Artifact for our Ad Personalization and Transparency in Mobile Ecosystems: A Comparative Analysis of Google’s and Apple’s EU App Stores paper to be published in Proceedings on Privacy Enhancing Technologies 2026 (Issue 1).
Copy sample.env to .env and set values to reflect your environment:
If you use our docker container for the database (see Dockerfile), you can leave the default DB_*values.
The API token should be set to a random value of a sufficient length, e.g., by running
tr -dc A-Za-z0-9 </dev/urandom | head -c 50; echoIn case you want to use features of the harvester API that retrieve information through Apple's App Store API, a valid Apple bearer token needs to be added to .env. This token can be retrieved from the traffic of a jailbroken iPhone while accessing the App Store. Use tools like Proxyman or mitmproxy to inspect the iPhones traffic.

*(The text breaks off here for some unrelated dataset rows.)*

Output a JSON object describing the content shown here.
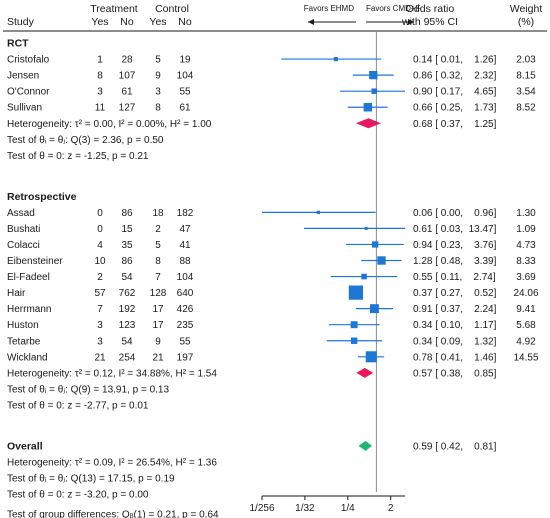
{
  "header": {
    "group": "Treatment",
    "group2": "Control",
    "study": "Study",
    "yes": "Yes",
    "no": "No",
    "favors_left": "Favors EHMD",
    "favors_right": "Favors CMD+F",
    "or_line1": "Odds ratio",
    "or_line2": "with 95% CI",
    "weight_line1": "Weight",
    "weight_line2": "(%)"
  },
  "colors": {
    "study_marker": "#1f77d4",
    "subgroup_diamond": "#e6195b",
    "overall_diamond": "#22b573",
    "reference_line": "#8c8c8c"
  },
  "chart_data": {
    "type": "forest",
    "x_scale": "log2",
    "xlim": [
      0.00390625,
      4
    ],
    "x_ticks": [
      0.00390625,
      0.03125,
      0.25,
      2
    ],
    "x_tick_labels": [
      "1/256",
      "1/32",
      "1/4",
      "2"
    ],
    "reference_value": 1,
    "groups": [
      {
        "name": "RCT",
        "studies": [
          {
            "study": "Cristofalo",
            "t_yes": "1",
            "t_no": "28",
            "c_yes": "5",
            "c_no": "19",
            "or": 0.14,
            "lo": 0.01,
            "hi": 1.26,
            "or_text": "0.14 [ 0.01,    1.26]",
            "weight": 2.03,
            "weight_text": "2.03"
          },
          {
            "study": "Jensen",
            "t_yes": "8",
            "t_no": "107",
            "c_yes": "9",
            "c_no": "104",
            "or": 0.86,
            "lo": 0.32,
            "hi": 2.32,
            "or_text": "0.86 [ 0.32,    2.32]",
            "weight": 8.15,
            "weight_text": "8.15"
          },
          {
            "study": "O'Connor",
            "t_yes": "3",
            "t_no": "61",
            "c_yes": "3",
            "c_no": "55",
            "or": 0.9,
            "lo": 0.17,
            "hi": 4.65,
            "or_text": "0.90 [ 0.17,    4.65]",
            "weight": 3.54,
            "weight_text": "3.54"
          },
          {
            "study": "Sullivan",
            "t_yes": "11",
            "t_no": "127",
            "c_yes": "8",
            "c_no": "61",
            "or": 0.66,
            "lo": 0.25,
            "hi": 1.73,
            "or_text": "0.66 [ 0.25,    1.73]",
            "weight": 8.52,
            "weight_text": "8.52"
          }
        ],
        "pooled": {
          "or": 0.68,
          "lo": 0.37,
          "hi": 1.25,
          "or_text": "0.68 [ 0.37,    1.25]"
        },
        "stats": [
          "Heterogeneity: τ² = 0.00, I² = 0.00%, H² = 1.00",
          "Test of θᵢ = θⱼ: Q(3) = 2.36, p = 0.50",
          "Test of θ = 0: z = -1.25, p = 0.21"
        ]
      },
      {
        "name": "Retrospective",
        "studies": [
          {
            "study": "Assad",
            "t_yes": "0",
            "t_no": "86",
            "c_yes": "18",
            "c_no": "182",
            "or": 0.06,
            "lo": 0.0,
            "hi": 0.96,
            "or_text": "0.06 [ 0.00,    0.96]",
            "weight": 1.3,
            "weight_text": "1.30"
          },
          {
            "study": "Bushati",
            "t_yes": "0",
            "t_no": "15",
            "c_yes": "2",
            "c_no": "47",
            "or": 0.61,
            "lo": 0.03,
            "hi": 13.47,
            "or_text": "0.61 [ 0.03,  13.47]",
            "weight": 1.09,
            "weight_text": "1.09"
          },
          {
            "study": "Colacci",
            "t_yes": "4",
            "t_no": "35",
            "c_yes": "5",
            "c_no": "41",
            "or": 0.94,
            "lo": 0.23,
            "hi": 3.76,
            "or_text": "0.94 [ 0.23,    3.76]",
            "weight": 4.73,
            "weight_text": "4.73"
          },
          {
            "study": "Eibensteiner",
            "t_yes": "10",
            "t_no": "86",
            "c_yes": "8",
            "c_no": "88",
            "or": 1.28,
            "lo": 0.48,
            "hi": 3.39,
            "or_text": "1.28 [ 0.48,    3.39]",
            "weight": 8.33,
            "weight_text": "8.33"
          },
          {
            "study": "El-Fadeel",
            "t_yes": "2",
            "t_no": "54",
            "c_yes": "7",
            "c_no": "104",
            "or": 0.55,
            "lo": 0.11,
            "hi": 2.74,
            "or_text": "0.55 [ 0.11,    2.74]",
            "weight": 3.69,
            "weight_text": "3.69"
          },
          {
            "study": "Hair",
            "t_yes": "57",
            "t_no": "762",
            "c_yes": "128",
            "c_no": "640",
            "or": 0.37,
            "lo": 0.27,
            "hi": 0.52,
            "or_text": "0.37 [ 0.27,    0.52]",
            "weight": 24.06,
            "weight_text": "24.06"
          },
          {
            "study": "Herrmann",
            "t_yes": "7",
            "t_no": "192",
            "c_yes": "17",
            "c_no": "426",
            "or": 0.91,
            "lo": 0.37,
            "hi": 2.24,
            "or_text": "0.91 [ 0.37,    2.24]",
            "weight": 9.41,
            "weight_text": "9.41"
          },
          {
            "study": "Huston",
            "t_yes": "3",
            "t_no": "123",
            "c_yes": "17",
            "c_no": "235",
            "or": 0.34,
            "lo": 0.1,
            "hi": 1.17,
            "or_text": "0.34 [ 0.10,    1.17]",
            "weight": 5.68,
            "weight_text": "5.68"
          },
          {
            "study": "Tetarbe",
            "t_yes": "3",
            "t_no": "54",
            "c_yes": "9",
            "c_no": "55",
            "or": 0.34,
            "lo": 0.09,
            "hi": 1.32,
            "or_text": "0.34 [ 0.09,    1.32]",
            "weight": 4.92,
            "weight_text": "4.92"
          },
          {
            "study": "Wickland",
            "t_yes": "21",
            "t_no": "254",
            "c_yes": "21",
            "c_no": "197",
            "or": 0.78,
            "lo": 0.41,
            "hi": 1.46,
            "or_text": "0.78 [ 0.41,    1.46]",
            "weight": 14.55,
            "weight_text": "14.55"
          }
        ],
        "pooled": {
          "or": 0.57,
          "lo": 0.38,
          "hi": 0.85,
          "or_text": "0.57 [ 0.38,    0.85]"
        },
        "stats": [
          "Heterogeneity: τ² = 0.12, I² = 34.88%, H² = 1.54",
          "Test of θᵢ = θⱼ: Q(9) = 13.91, p = 0.13",
          "Test of θ = 0: z = -2.77, p = 0.01"
        ]
      }
    ],
    "overall": {
      "name": "Overall",
      "or": 0.59,
      "lo": 0.42,
      "hi": 0.81,
      "or_text": "0.59 [ 0.42,    0.81]",
      "stats": [
        "Heterogeneity: τ² = 0.09, I² = 26.54%, H² = 1.36",
        "Test of θᵢ = θⱼ: Q(13) = 17.15, p = 0.19",
        "Test of θ = 0: z = -3.20, p = 0.00"
      ]
    },
    "group_difference": "Test of group differences: Qᵦ(1) = 0.21, p = 0.64"
  }
}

This section describes the different components we designed for this paper, structured as different subdirectories in this repository.
For detailed information, refer to the README.md in each subdirectory.
The account-creator directory contains helper scripts for creating database entries for experiment accounts as well as Selenium-based scripts aiding in the creation of Google and Apple accounts.
Our code used to extract ads from Google's Play Store on Android is located in android-ad-extraction.
Please refer to the README.md there for install and usage instructions.
harvester-api contains our REST API that manages database access and the service fetching app details from Google and Apple. Additionally, some helper scripts to manage our persona entries are located therein too.
ios-ad-extraction is the iOS counterpart to the android-ad-extraction component. It is used to extract ad data from iPhones.
The stats-and-figures directory contains scripts to reproduce the figures and, to some extent, tables from our paper.